Dominic dragged himself forward, inch by agonizing inch, toward the shadow of a fallen tree trunk a few meters away. Every movement sent spikes of pain through his torso. His vision blurred repeatedly, but he kept going, driven by nothing more than stubborn refusal.
He reached the log eventually and collapsed against it, chest heaving.
The bark was warm.
That made no sense.
He pressed his palm against it and felt faint heat beneath the surface, pulsing slowly like a heartbeat.
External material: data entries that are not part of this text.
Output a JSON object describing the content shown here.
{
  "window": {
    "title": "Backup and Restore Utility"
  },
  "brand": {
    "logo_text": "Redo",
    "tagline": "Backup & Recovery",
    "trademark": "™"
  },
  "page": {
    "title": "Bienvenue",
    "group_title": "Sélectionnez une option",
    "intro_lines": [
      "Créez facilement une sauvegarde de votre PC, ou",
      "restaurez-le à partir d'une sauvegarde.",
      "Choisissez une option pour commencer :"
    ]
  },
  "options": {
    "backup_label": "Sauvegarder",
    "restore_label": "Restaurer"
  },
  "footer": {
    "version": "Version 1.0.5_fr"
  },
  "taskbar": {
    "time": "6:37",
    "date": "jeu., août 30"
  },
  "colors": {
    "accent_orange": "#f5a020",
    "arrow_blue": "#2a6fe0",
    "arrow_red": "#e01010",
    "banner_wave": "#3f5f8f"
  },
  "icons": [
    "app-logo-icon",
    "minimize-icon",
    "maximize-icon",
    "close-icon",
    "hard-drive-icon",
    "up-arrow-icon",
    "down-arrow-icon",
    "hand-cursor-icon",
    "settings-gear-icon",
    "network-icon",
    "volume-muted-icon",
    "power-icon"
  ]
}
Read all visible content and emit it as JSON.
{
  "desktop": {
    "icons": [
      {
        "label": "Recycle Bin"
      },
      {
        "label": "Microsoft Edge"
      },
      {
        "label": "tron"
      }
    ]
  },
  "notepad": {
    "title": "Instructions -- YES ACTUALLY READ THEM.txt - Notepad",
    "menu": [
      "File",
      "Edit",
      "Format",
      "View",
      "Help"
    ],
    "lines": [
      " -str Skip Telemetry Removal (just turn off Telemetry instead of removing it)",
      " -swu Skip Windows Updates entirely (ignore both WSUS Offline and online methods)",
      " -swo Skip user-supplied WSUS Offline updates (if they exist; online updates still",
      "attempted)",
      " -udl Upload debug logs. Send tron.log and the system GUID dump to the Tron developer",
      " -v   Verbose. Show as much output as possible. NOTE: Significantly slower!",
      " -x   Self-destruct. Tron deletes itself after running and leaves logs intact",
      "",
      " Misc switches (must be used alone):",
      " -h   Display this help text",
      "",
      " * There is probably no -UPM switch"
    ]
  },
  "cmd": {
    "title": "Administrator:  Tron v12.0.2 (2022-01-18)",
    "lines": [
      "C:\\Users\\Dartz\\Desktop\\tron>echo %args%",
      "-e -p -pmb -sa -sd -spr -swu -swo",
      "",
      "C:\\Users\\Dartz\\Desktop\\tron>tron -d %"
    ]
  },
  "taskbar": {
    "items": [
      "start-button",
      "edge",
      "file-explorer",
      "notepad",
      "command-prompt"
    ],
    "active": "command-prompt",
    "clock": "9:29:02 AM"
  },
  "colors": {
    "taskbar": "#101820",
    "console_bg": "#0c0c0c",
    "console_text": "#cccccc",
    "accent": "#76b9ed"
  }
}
Dominic frowned weakly but lacked the strength to investigate further.
Not now.
He shifted just enough to tuck himself partially beneath the overhang of the trunk, using it as crude shelter from the wind. It wasn't much, but it was something.
Something was better than nothing.
Time blurred.
At some point, footsteps crunched nearby.
Dominic's eyes snapped open.
He didn't move. Didn't breathe. His hand twitched toward a jagged stone half-buried in the mud near his fingers. It would be useless but useless was better than nothing.
A shadow fell across the ground.
He waited.
A pair of boots came into view leather, cracked and caked with dried blood.
"Still alive?" a man's voice asked. Rough. Amused.
Dominic played dead, breathing shallow, forcing his body to remain limp.
The man snorted. "Waste of space."
Footsteps retreated.
Dominic exhaled slowly once they were gone, every muscle trembling.
He had been judged.
Found lacking.
Useful information.
Remember that, he told himself. Remember who decides what's worth saving in this world.
The pressure behind his eyes returned briefly.
[Evaluation Updated]
Subject response: Passive deception
Outcome: Survival
Survival Probability: 13.1%
A fraction of a percent.
No reward. No praise.
Just a number.
Dominic closed his eyes, exhaustion dragging him down again. But beneath the pain and cold, something else settled in his chest.
Clarity.
This system would not save him.
This world would not spare him.
If he lived, it would be because he took that right himself.
And if he died—
The Continuum would keep watching either way.